Oh, that last one was a mistake.

When I think about that, I freak a little. On the one hand, I outranked Nora Roberts earlier this year. And we're not even the same genre! Readers talk about me in the same breath as major authors in my genre.

On the other, it's weird how easy it is to outrank Nora Roberts. Maybe I caught her during a lull between new books or something. I'm still small potatoes compared to lots and lots of other authors. I'm always feeling half baked as a writer, like who the hell am I to be somebody? And then there's all the responsibility that comes with being known.

You have fans. Sometimes your fans do things and then other people think you told the fans to do that when you didn't. And you have the writers, some of whom are jealous or just plain weird. Just today I spotted an author I know who appropriated my heroine's first name and then used my hero's first name as their heroine's last name.

So, for example, my Daria Smith and Clark Winters became, Daria Clark. In the same subgenre. Any other genre, I would have taken it as coincidence, but they're right there with me, competing with a mash-up of my characters' names.

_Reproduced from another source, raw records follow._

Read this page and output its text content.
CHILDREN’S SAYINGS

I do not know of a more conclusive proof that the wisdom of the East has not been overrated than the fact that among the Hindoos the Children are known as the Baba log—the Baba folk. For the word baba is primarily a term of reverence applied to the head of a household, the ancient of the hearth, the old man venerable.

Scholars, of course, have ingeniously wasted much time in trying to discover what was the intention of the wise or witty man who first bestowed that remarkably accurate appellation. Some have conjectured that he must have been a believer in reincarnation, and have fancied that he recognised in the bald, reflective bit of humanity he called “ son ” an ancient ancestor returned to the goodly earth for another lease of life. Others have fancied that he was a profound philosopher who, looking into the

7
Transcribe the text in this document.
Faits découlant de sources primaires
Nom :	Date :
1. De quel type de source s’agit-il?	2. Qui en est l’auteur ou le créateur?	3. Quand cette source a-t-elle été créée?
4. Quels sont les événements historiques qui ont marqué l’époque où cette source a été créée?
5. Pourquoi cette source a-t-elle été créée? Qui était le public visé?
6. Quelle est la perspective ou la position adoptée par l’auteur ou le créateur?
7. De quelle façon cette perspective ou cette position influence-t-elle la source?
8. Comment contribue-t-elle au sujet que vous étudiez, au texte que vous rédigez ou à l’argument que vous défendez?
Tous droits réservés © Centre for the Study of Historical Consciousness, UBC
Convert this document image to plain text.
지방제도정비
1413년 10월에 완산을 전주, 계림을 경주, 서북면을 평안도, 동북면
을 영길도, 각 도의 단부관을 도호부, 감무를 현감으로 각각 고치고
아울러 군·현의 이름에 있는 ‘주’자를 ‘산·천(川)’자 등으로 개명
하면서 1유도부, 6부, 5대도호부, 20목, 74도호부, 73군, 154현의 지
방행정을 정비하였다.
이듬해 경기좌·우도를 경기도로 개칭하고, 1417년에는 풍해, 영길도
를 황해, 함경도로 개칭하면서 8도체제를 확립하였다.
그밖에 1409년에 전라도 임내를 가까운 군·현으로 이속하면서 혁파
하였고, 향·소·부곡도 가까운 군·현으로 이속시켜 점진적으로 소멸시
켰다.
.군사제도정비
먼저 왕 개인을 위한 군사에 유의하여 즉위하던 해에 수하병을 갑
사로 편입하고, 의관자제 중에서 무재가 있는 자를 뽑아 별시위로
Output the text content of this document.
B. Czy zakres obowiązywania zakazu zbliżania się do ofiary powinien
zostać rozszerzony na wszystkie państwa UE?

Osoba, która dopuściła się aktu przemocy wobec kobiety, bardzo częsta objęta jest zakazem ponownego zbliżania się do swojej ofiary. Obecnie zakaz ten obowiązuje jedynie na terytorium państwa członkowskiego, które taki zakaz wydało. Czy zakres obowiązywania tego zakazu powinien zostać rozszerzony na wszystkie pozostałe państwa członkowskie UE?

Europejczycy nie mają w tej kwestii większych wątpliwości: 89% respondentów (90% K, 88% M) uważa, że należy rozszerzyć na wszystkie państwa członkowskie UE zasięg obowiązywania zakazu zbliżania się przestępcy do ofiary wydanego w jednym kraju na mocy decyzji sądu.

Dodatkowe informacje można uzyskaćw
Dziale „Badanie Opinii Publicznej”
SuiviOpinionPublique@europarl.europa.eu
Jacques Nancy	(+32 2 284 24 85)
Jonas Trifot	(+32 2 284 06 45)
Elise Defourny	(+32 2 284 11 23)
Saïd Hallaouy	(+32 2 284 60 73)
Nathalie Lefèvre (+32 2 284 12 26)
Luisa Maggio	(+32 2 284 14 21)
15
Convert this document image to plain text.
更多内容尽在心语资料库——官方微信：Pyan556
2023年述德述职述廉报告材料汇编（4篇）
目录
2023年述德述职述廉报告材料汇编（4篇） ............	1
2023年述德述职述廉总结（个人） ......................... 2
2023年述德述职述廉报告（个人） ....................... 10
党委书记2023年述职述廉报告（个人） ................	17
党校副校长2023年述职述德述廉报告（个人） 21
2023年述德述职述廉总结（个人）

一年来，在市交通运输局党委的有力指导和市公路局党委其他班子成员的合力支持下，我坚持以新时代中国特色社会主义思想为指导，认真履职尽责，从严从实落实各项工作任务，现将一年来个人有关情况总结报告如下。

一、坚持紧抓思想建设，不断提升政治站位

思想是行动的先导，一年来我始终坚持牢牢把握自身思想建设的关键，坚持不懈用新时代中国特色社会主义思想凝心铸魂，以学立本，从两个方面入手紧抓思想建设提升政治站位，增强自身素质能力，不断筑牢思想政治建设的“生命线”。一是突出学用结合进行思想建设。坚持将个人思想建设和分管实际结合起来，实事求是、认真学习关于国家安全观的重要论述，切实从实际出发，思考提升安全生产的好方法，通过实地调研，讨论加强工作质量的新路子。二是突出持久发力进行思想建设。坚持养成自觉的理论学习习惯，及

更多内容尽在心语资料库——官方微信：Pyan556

It's not illegal and probably almost no one else notices, but it's tacky as hell and is a great way to get me to pass on selecting an author for various marketing projects. Yeah, that opportunity I had to introduce you to a bunch of new readers? Sorry, pass. I don't trust you now.

Yeah, so I can't think about that stuff. It leads nowhere good: Insecurity. Paranoia. Fear of success. Got to shut the door on that shit before it gains the upper hand. Don't think about writing and publishing, just do it.


Anyway, if all goes well this year, I'll have achieved some serious numbers when it comes to mailing list subscribers, FB pages likes, Goodreads friends, Facebook friends and Twitter followers. Success in this business is in your platform numbers. The longer your reader reach, the better you will sell.

It still boggles my mind that I have made anything of this author business. I wonder if it ever becomes old hat?

On a related note, we (my business partner and I) just finished our first month in the little publishing related venture I mentioned a while back. We already have cash flow and are outperforming the two competitors we've chosen to measure ourselves against. Apparently all those post-op flubs didn't hurt us.